Is Your Account Based Marketing SMART?
November 22, 2016 6:21:19 AM | By Matt Benati
Last month, I had the opportunity to chat with Founder and CEO of Heinz Marketing, Matt Heinz, on his podcast Sales Pipeline Radio. It was an insightful and inspiring conversation, and Matt made several comments about how the Account Based Intelligence gleaned from LeadGnome makes sales and marketing teams “smarter.” It got me thinking about traditional SMART marketing objectives and how we could apply it to an Account Based Marketing model to help teams set and prioritize goals, monitor progress, and celebrate achievements.
What Is SMART?
If you’re not familiar with the popular marketing SMART acronym, HubSpot gives a fantastic overview here. Basically, you want to be “smart” in setting realistic goals, and you can test your goals against these five elements:
[S]pecific – Set real, measurable, specific goals. Not “close more deals” or “grow my email list” – but a real number of sales and a real number of email addresses.
[M]etrics – How will you measure and monitor your progress?
[A]ttainable – It’s great to set goals that challenge your team, but don’t make them unattainable.
[R]ealistic – Acknowledge challenges that you will have to overcome and be realistic about what you can and cannot do.
[T]ime-bound – Set a deadline and do your best to meet it.
SMART ABM Objectives
Now let’s put a spin on this concept and apply it to Account Based Marketing!
In an ABM strategy, you are targeting accounts first, personas second. In order to penetrate these best-fit accounts, you need to learn as much specific information about them as possible. Who are your users versus buyers? How can you contact them outside of email? When are they in and out of the office? What if a lead leaves the company?
All of these bits of information allow you to create personalized messaging that you can get to the right person, at the right time.

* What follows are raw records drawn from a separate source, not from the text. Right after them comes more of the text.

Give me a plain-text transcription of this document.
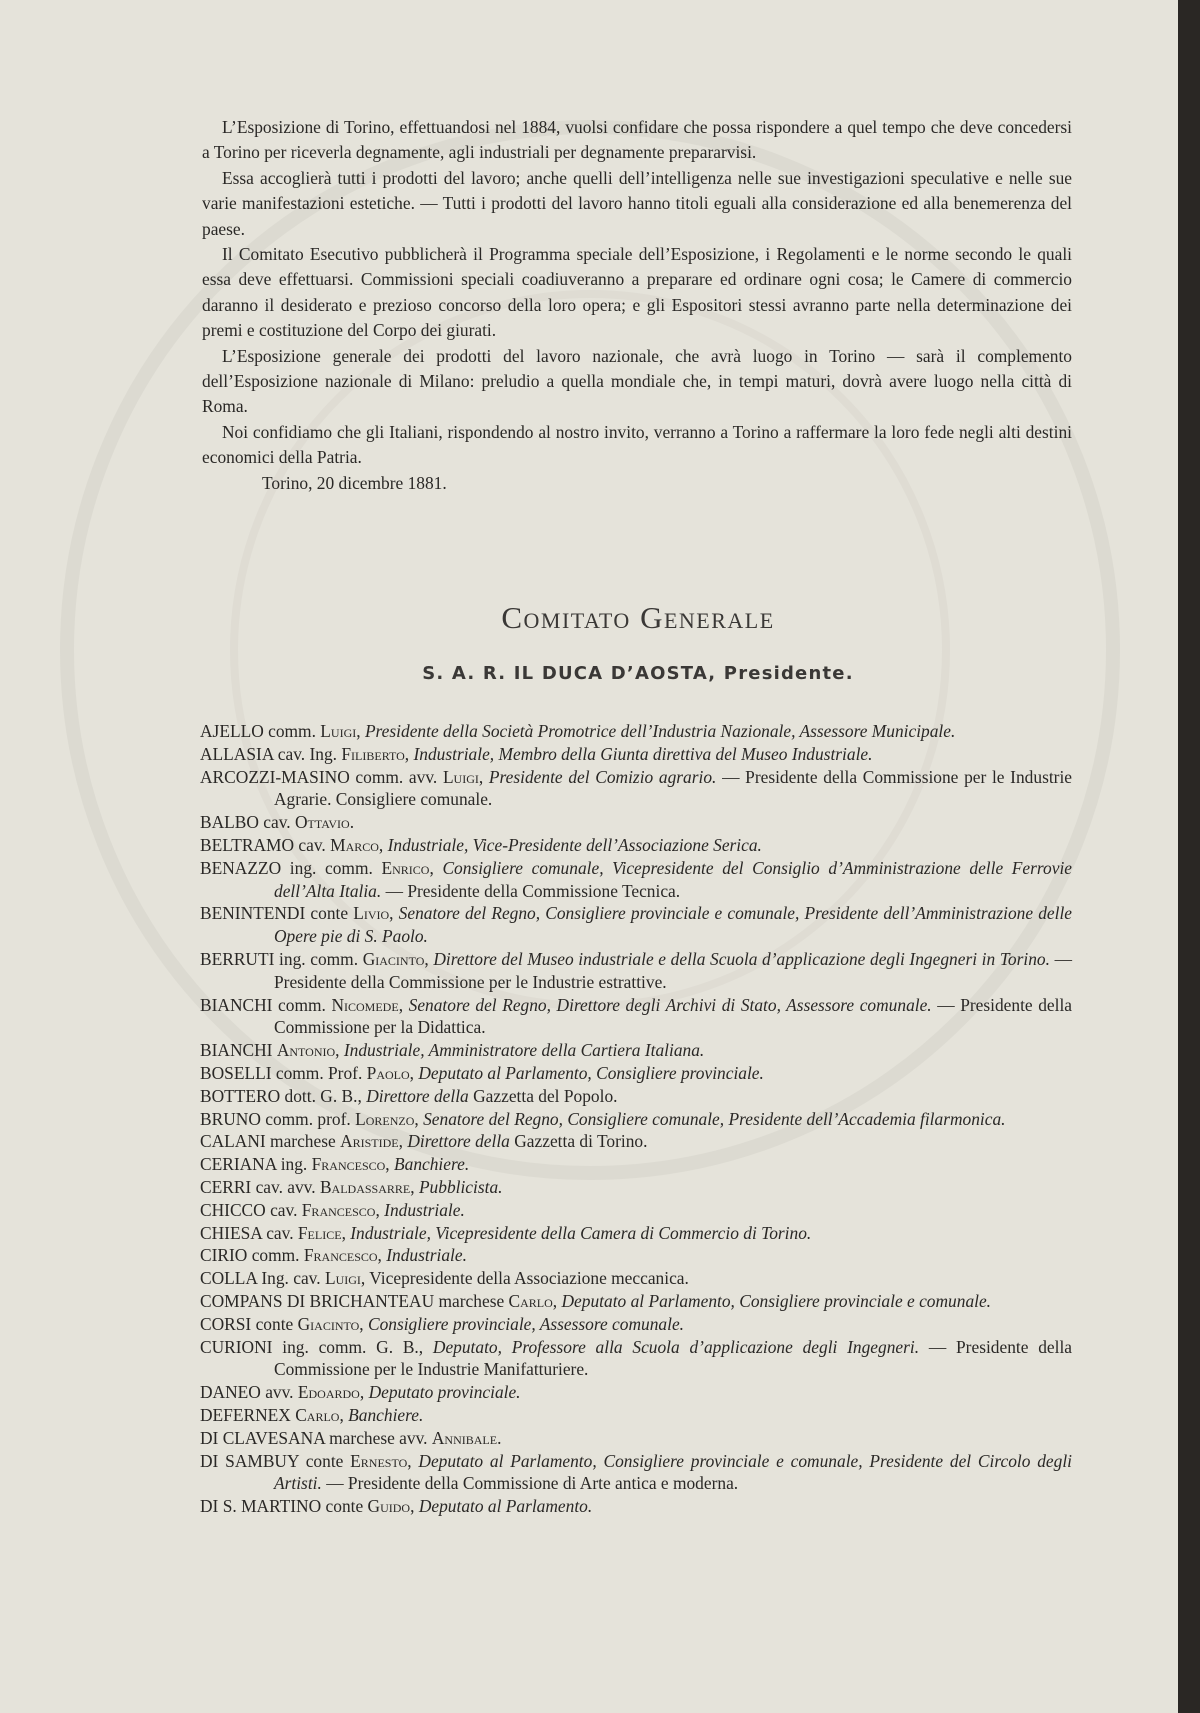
L’Esposizione di Torino, effettuandosi nel 1884, vuolsi confidare che possa rispondere a quel tempo che deve concedersi a Torino per riceverla degnamente, agli industriali per degnamente prepararvisi.

Essa accoglierà tutti i prodotti del lavoro; anche quelli dell’intelligenza nelle sue investigazioni speculative e nelle sue varie manifestazioni estetiche. — Tutti i prodotti del lavoro hanno titoli eguali alla considerazione ed alla benemerenza del paese.

Il Comitato Esecutivo pubblicherà il Programma speciale dell’Esposizione, i Regolamenti e le norme secondo le quali essa deve effettuarsi. Commissioni speciali coadiuveranno a preparare ed ordinare ogni cosa; le Camere di commercio daranno il desiderato e prezioso concorso della loro opera; e gli Espositori stessi avranno parte nella determinazione dei premi e costituzione del Corpo dei giurati.

L’Esposizione generale dei prodotti del lavoro nazionale, che avrà luogo in Torino — sarà il complemento dell’Esposizione nazionale di Milano: preludio a quella mondiale che, in tempi maturi, dovrà avere luogo nella città di Roma.

Noi confidiamo che gli Italiani, rispondendo al nostro invito, verranno a Torino a raffermare la loro fede negli alti destini economici della Patria.

Torino, 20 dicembre 1881.

Comitato Generale
S. A. R. IL DUCA D’AOSTA, Presidente.
AJELLO comm. Luigi, Presidente della Società Promotrice dell’Industria Nazionale, Assessore Municipale.
ALLASIA cav. Ing. Filiberto, Industriale, Membro della Giunta direttiva del Museo Industriale.
ARCOZZI-MASINO comm. avv. Luigi, Presidente del Comizio agrario. — Presidente della Commissione per le Industrie Agrarie. Consigliere comunale.
BALBO cav. Ottavio.
BELTRAMO cav. Marco, Industriale, Vice-Presidente dell’Associazione Serica.
BENAZZO ing. comm. Enrico, Consigliere comunale, Vicepresidente del Consiglio d’Amministrazione delle Ferrovie dell’Alta Italia. — Presidente della Commissione Tecnica.
BENINTENDI conte Livio, Senatore del Regno, Consigliere provinciale e comunale, Presidente dell’Amministrazione delle Opere pie di S. Paolo.
BERRUTI ing. comm. Giacinto, Direttore del Museo industriale e della Scuola d’applicazione degli Ingegneri in Torino. — Presidente della Commissione per le Industrie estrattive.
BIANCHI comm. Nicomede, Senatore del Regno, Direttore degli Archivi di Stato, Assessore comunale. — Presidente della Commissione per la Didattica.
BIANCHI Antonio, Industriale, Amministratore della Cartiera Italiana.
BOSELLI comm. Prof. Paolo, Deputato al Parlamento, Consigliere provinciale.
BOTTERO dott. G. B., Direttore della Gazzetta del Popolo.
BRUNO comm. prof. Lorenzo, Senatore del Regno, Consigliere comunale, Presidente dell’Accademia filarmonica.
CALANI marchese Aristide, Direttore della Gazzetta di Torino.
CERIANA ing. Francesco, Banchiere.
CERRI cav. avv. Baldassarre, Pubblicista.
CHICCO cav. Francesco, Industriale.
CHIESA cav. Felice, Industriale, Vicepresidente della Camera di Commercio di Torino.
CIRIO comm. Francesco, Industriale.
COLLA Ing. cav. Luigi, Vicepresidente della Associazione meccanica.
COMPANS DI BRICHANTEAU marchese Carlo, Deputato al Parlamento, Consigliere provinciale e comunale.
CORSI conte Giacinto, Consigliere provinciale, Assessore comunale.
CURIONI ing. comm. G. B., Deputato, Professore alla Scuola d’applicazione degli Ingegneri. — Presidente della Commissione per le Industrie Manifatturiere.
DANEO avv. Edoardo, Deputato provinciale.
DEFERNEX Carlo, Banchiere.
DI CLAVESANA marchese avv. Annibale.
DI SAMBUY conte Ernesto, Deputato al Parlamento, Consigliere provinciale e comunale, Presidente del Circolo degli Artisti. — Presidente della Commissione di Arte antica e moderna.
DI S. MARTINO conte Guido, Deputato al Parlamento.
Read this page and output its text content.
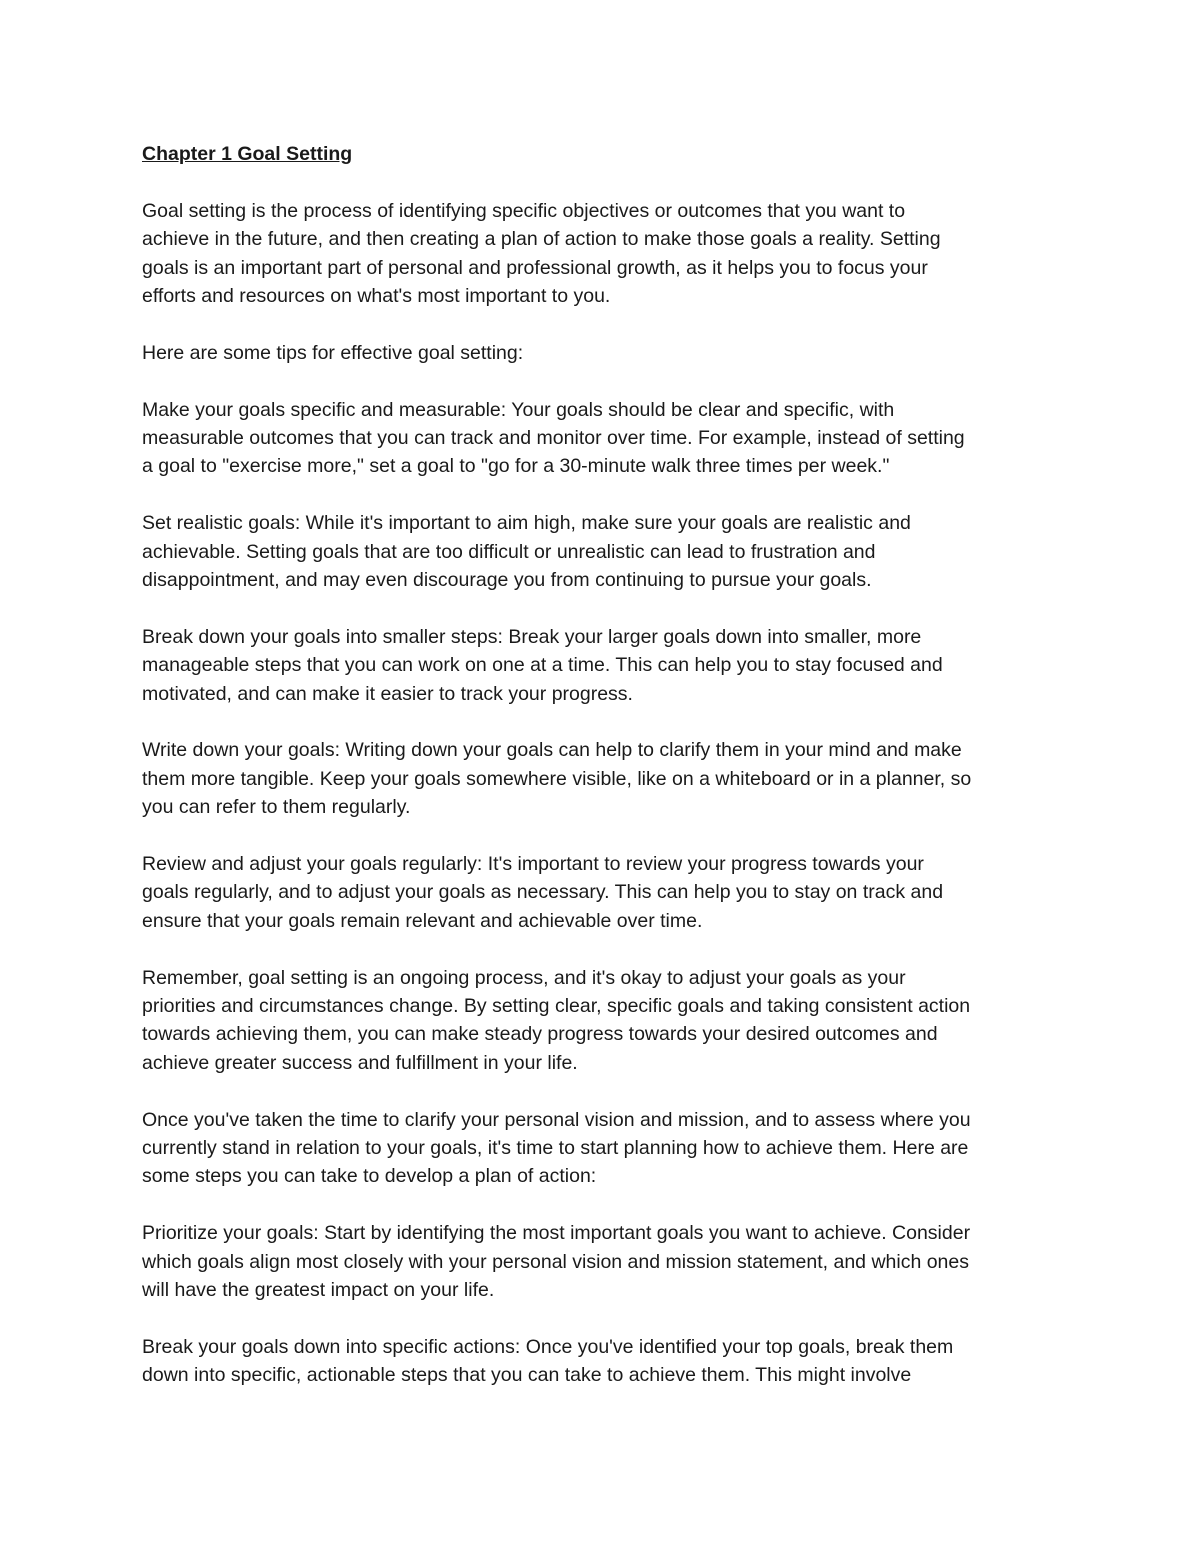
Chapter 1 Goal Setting
Goal setting is the process of identifying specific objectives or outcomes that you want to
achieve in the future, and then creating a plan of action to make those goals a reality. Setting
goals is an important part of personal and professional growth, as it helps you to focus your
efforts and resources on what's most important to you.
Here are some tips for effective goal setting:
Make your goals specific and measurable: Your goals should be clear and specific, with
measurable outcomes that you can track and monitor over time. For example, instead of setting
a goal to "exercise more," set a goal to "go for a 30-minute walk three times per week."
Set realistic goals: While it's important to aim high, make sure your goals are realistic and
achievable. Setting goals that are too difficult or unrealistic can lead to frustration and
disappointment, and may even discourage you from continuing to pursue your goals.
Break down your goals into smaller steps: Break your larger goals down into smaller, more
manageable steps that you can work on one at a time. This can help you to stay focused and
motivated, and can make it easier to track your progress.
Write down your goals: Writing down your goals can help to clarify them in your mind and make
them more tangible. Keep your goals somewhere visible, like on a whiteboard or in a planner, so
you can refer to them regularly.
Review and adjust your goals regularly: It's important to review your progress towards your
goals regularly, and to adjust your goals as necessary. This can help you to stay on track and
ensure that your goals remain relevant and achievable over time.
Remember, goal setting is an ongoing process, and it's okay to adjust your goals as your
priorities and circumstances change. By setting clear, specific goals and taking consistent action
towards achieving them, you can make steady progress towards your desired outcomes and
achieve greater success and fulfillment in your life.
Once you've taken the time to clarify your personal vision and mission, and to assess where you
currently stand in relation to your goals, it's time to start planning how to achieve them. Here are
some steps you can take to develop a plan of action:
Prioritize your goals: Start by identifying the most important goals you want to achieve. Consider
which goals align most closely with your personal vision and mission statement, and which ones
will have the greatest impact on your life.
Break your goals down into specific actions: Once you've identified your top goals, break them
down into specific, actionable steps that you can take to achieve them. This might involve
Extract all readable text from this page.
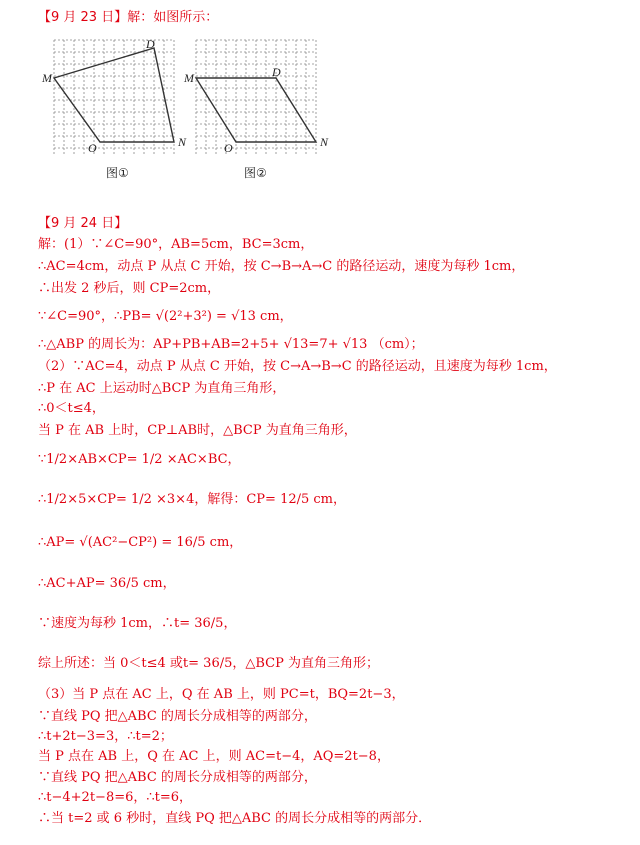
【9 月 23 日】解：如图所示：
M
D
O	N
图①
M	D
O	N
图②
【9 月 24 日】
解：(1）∵∠C=90°，AB=5cm，BC=3cm，
∴AC=4cm，动点 P 从点 C 开始，按 C→B→A→C 的路径运动，速度为每秒 1cm，
∴出发 2 秒后，则 CP=2cm，
∵∠C=90°，∴PB= √(2²+3²) = √13 cm，
∴△ABP 的周长为：AP+PB+AB=2+5+ √13=7+ √13 （cm）；
（2）∵AC=4，动点 P 从点 C 开始，按 C→A→B→C 的路径运动，且速度为每秒 1cm，
∴P 在 AC 上运动时△BCP 为直角三角形，
∴0＜t≤4，
当 P 在 AB 上时，CP⊥AB时，△BCP 为直角三角形，
∵1/2×AB×CP= 1/2 ×AC×BC，
∴1/2×5×CP= 1/2 ×3×4，解得：CP= 12/5 cm，
∴AP= √(AC²−CP²) = 16/5 cm，
∴AC+AP= 36/5 cm，
∵速度为每秒 1cm，∴t= 36/5，
综上所述：当 0＜t≤4 或t= 36/5，△BCP 为直角三角形；
（3）当 P 点在 AC 上，Q 在 AB 上，则 PC=t，BQ=2t−3，
∵直线 PQ 把△ABC 的周长分成相等的两部分，
∴t+2t−3=3，∴t=2；
当 P 点在 AB 上，Q 在 AC 上，则 AC=t−4，AQ=2t−8，
∵直线 PQ 把△ABC 的周长分成相等的两部分，
∴t−4+2t−8=6，∴t=6，
∴当 t=2 或 6 秒时，直线 PQ 把△ABC 的周长分成相等的两部分．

Where do you get this information? One source is sitting right in your inbox. Campaign reply emails contain valuable Account Based Intelligence (ABI) about your leads, and best of all, it’s coming directly from the source – from the people you are already engaging at your best-fit accounts.
Learn more about the type of data you can mine from reply emails such as Out Of Office, Left The Company, Change Of Title, Change Of Email, etc.
ABM marketers measure their progress and success in very different ways from lead-based marketers. Jon Miller, CEO and Co-Founder of Engagio, offers a great read about why and how here, and goes on to define the Big 5 Metrics for Account Based Marketing.
Where a lead-based marketing approach measures things like number of leads, clicks and conversions, the true test of an effective ABM strategy is coverage within target accounts and the level of awareness and engagement with leads. Only if you keep a pulse on these metrics will you be able to measure the impact of your strategies and whether they influenced a sale.
For an ABM strategy to be successful and goals to be achievable, sales and marketing should not be siloed. They must come together to agree on common goals and how to achieve them together. From collectively agreeing on an Ideal Customer Profile (ICP) and identifying best-fit accounts, to developing a playbook, setting metrics, and even creating a Service Level Agreement (SLA), aligning sales and marketing naturally increases productivity.
When sales and marketing are on the same page and working toward the same shared goals, those goals become far more achievable.
And if those goals involve increasing revenue? Sales and marketing teams that are well-aligned have been shown to experience a 20% revenue growth annually, versus a decline of 4% in companies who are poorly-aligned.
In ABM, marketing plays a much more significant role in engaging leads. They are responsible for crafting relevant messages that speak to individuals within an organization as well as providing relevant information to sales about their target accounts.
Organizations that employ email mining find that their marketing teams become far more relevant to sales because they provide more qualified leads. (In fact, a LeadGnome customer, Host Analytics, increased lead quality by 80%!)
Timing is everything in Account Based Marketing. You’re not going to convince a company that they need your solution out of the blue, but if you’re continually engaging them and providing timely, relevant and valuable information, you are more likely to be rewarded when they are ready to buy.
Part of knowing when an account is ready to buy is keeping a pulse on the happenings within the organization. Important events and significant changes, called trigger events, represent an opportunity for sales to get in front of them with a new message that could be just what was needed to close a deal.
If you’re mining reply emails, you can learn about trigger events, such as when a lead leaves the company or gets promoted from a user to a buyer, as much as 3-6 months before your competitors. And according to the Founder of SHIFTSelling, Craig Elias, “first in wins the sale 74% of the time.”
Just as in traditional marketing, setting “smart” goals ensures everyone is on the same page and working to achieve realistic, measurable objectives. With SMART marketing, you are more focused, more productive, and more likely to achieve your goals and improve your bottom line.